The Jet, T-6 and Unlimited classes are equally entertaining with considerably faster lap speeds (or in the T-6s’ case, at least higher decibel output), but I didn’t find these classes very relatable; I couldn’t see any realistic way into any of those cockpits short of winning the lottery or belatedly devoting my life to professional warbird wrangling (an unlikely development: too many varied interests—jack of all trades, master of none). And as thrilling as it should have been to see Dreadnought thundering around the course at 450 mph—or jets flashing by at another 70 knots faster—I kind of expect outrageously powerful all-metal military fighters designed to kill Nazis and subjected to 70 years of aggressive development to go stupid-fast. I especially expect jets to go fast. I’d personally like to take the Boeing 737 for a lap, and I suspect it could turn in a respectable time; though I’d definitely exceed G-limits, and the 118-foot wingspan would keep my line a bit high.

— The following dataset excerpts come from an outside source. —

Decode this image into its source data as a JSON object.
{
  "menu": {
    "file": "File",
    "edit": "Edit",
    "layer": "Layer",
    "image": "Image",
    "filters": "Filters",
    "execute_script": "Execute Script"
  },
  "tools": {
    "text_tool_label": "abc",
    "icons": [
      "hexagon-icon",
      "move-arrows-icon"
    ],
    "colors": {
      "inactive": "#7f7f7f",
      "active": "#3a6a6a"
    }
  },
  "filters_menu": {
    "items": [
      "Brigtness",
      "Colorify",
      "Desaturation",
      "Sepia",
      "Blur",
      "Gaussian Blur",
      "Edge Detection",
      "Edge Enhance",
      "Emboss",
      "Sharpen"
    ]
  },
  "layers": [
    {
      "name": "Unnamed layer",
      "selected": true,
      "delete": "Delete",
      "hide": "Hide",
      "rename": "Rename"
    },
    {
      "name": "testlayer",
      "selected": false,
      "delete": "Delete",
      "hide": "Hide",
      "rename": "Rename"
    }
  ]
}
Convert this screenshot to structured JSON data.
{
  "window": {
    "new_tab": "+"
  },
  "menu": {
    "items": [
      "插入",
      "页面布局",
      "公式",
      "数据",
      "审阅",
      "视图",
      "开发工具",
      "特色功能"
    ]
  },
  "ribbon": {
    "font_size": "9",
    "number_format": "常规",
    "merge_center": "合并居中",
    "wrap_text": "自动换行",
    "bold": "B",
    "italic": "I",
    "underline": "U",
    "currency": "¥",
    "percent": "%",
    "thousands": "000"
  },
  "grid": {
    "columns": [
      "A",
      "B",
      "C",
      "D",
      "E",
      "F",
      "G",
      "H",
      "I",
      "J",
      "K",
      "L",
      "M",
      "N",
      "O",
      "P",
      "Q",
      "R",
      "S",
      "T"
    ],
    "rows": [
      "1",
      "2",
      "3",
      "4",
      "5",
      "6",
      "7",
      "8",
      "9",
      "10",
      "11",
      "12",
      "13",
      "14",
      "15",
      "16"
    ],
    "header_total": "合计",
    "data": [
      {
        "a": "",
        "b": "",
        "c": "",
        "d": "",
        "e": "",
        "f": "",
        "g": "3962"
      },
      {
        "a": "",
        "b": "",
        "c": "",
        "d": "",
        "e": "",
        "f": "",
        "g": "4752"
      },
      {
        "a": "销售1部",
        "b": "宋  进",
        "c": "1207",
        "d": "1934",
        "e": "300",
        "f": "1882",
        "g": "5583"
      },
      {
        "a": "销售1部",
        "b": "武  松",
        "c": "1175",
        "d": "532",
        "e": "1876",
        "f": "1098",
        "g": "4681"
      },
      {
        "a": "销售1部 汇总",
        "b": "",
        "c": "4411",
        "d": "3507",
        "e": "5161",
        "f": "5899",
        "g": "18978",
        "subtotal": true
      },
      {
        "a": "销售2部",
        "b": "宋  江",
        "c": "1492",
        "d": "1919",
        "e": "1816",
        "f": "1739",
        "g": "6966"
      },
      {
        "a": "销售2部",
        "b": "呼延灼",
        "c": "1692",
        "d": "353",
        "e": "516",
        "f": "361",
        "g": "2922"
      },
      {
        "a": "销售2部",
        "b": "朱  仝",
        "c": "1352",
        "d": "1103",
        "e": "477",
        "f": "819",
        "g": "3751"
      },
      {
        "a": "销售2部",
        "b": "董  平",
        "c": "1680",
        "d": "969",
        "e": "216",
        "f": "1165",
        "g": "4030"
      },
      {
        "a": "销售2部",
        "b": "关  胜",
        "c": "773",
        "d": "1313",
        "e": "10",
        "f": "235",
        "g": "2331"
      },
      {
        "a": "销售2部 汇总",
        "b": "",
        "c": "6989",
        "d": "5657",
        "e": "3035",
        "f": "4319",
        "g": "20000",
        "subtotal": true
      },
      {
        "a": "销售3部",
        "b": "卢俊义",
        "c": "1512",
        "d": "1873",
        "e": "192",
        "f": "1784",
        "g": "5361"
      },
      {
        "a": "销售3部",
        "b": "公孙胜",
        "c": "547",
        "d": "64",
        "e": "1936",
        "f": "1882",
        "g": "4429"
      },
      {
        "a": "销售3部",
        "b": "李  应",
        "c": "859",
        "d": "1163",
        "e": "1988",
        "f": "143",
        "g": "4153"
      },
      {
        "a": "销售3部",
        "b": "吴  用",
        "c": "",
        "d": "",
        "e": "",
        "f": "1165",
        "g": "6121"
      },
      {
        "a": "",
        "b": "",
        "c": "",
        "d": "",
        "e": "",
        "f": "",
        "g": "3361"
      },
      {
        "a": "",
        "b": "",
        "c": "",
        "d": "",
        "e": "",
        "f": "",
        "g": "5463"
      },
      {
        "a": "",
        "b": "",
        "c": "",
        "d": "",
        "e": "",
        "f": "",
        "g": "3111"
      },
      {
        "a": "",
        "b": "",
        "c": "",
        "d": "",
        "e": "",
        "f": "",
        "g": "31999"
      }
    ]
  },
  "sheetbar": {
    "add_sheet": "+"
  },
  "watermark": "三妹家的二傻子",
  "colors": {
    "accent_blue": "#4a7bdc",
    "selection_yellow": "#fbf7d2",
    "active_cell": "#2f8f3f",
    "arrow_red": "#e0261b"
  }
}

The Sport Class is what really intrigues me, and based on my cumulative Reno experience of spectating on a single Thursday, I’m ready to declare it the modern soul of pylon air racing. It’s open to all experimental aircraft of under 1,000 inches displacement capable of a 200 mph lap. That’s it. The simple entry rules have made it a hotbed of racing innovation. In its 23rd year, Sport has grown to become Reno’s largest class, with up to 40 hopeful entrants chasing 32 race slots in four subclasses. Mind you, it’s a fairly accessible class for mere mortals: near-stock RV-4s, -6s, and -8s (albeit those built light and with a bit more horsepower than Van originally envisioned) regularly qualify in Sport Medallion. And this same class fields several entrants (namely Jim LaVelle, Andy Findlay, Jim Rush and formerly Jon Sharp) who show up every year with genuinely shocking examples of what modern experimental aviation is capable of.
I use the word “shocking” here in its most literal sense that doesn’t involve considerable voltage. I feel like modern Americans have become pretty blasé to the incredible. Formerly shocking developments in politics, business, entertainment and sports fade from the headlines in 24 hours. Crime requires a triple-digit body count to be shocking anymore. Billionaires chasing each other to space in private spacecraft theirown companies developed elicits indifferent eyerolls (and outright scorn for Richard Branson—he didn’t even make the Kármán line). “Been there, done that” is today’s byline of cynical cool.
I challenge you. Go to Reno, and watch a little composite kitplane—that you know damn well was built in someone’s garage—as it darts 50 feet above the desert with the throttle wide open, the engine putting out twice the horsepower it was designed for, and emitting a commensurately appalling scream as it flashes by at 400 mph, and then tell me you’re not shocked to your core. Tell me you don’t want to yell and wave and spill your popcorn and beer. (“Are you not entertained!?”) Tell me you don’t imagine yourself in that cockpit, straining against the Gs pushing you into your seat and fighting tunnel vision as desert scrub flashes by your left wingtip at warp speed. Tell me you don’t want that stick in your hand as you dive for the checkered flag, utterly alive and utterly in the moment with eternity in your fingertips. Tell me I’ve gone completely round the bend.
Hmm. I may have gone completely round the bend.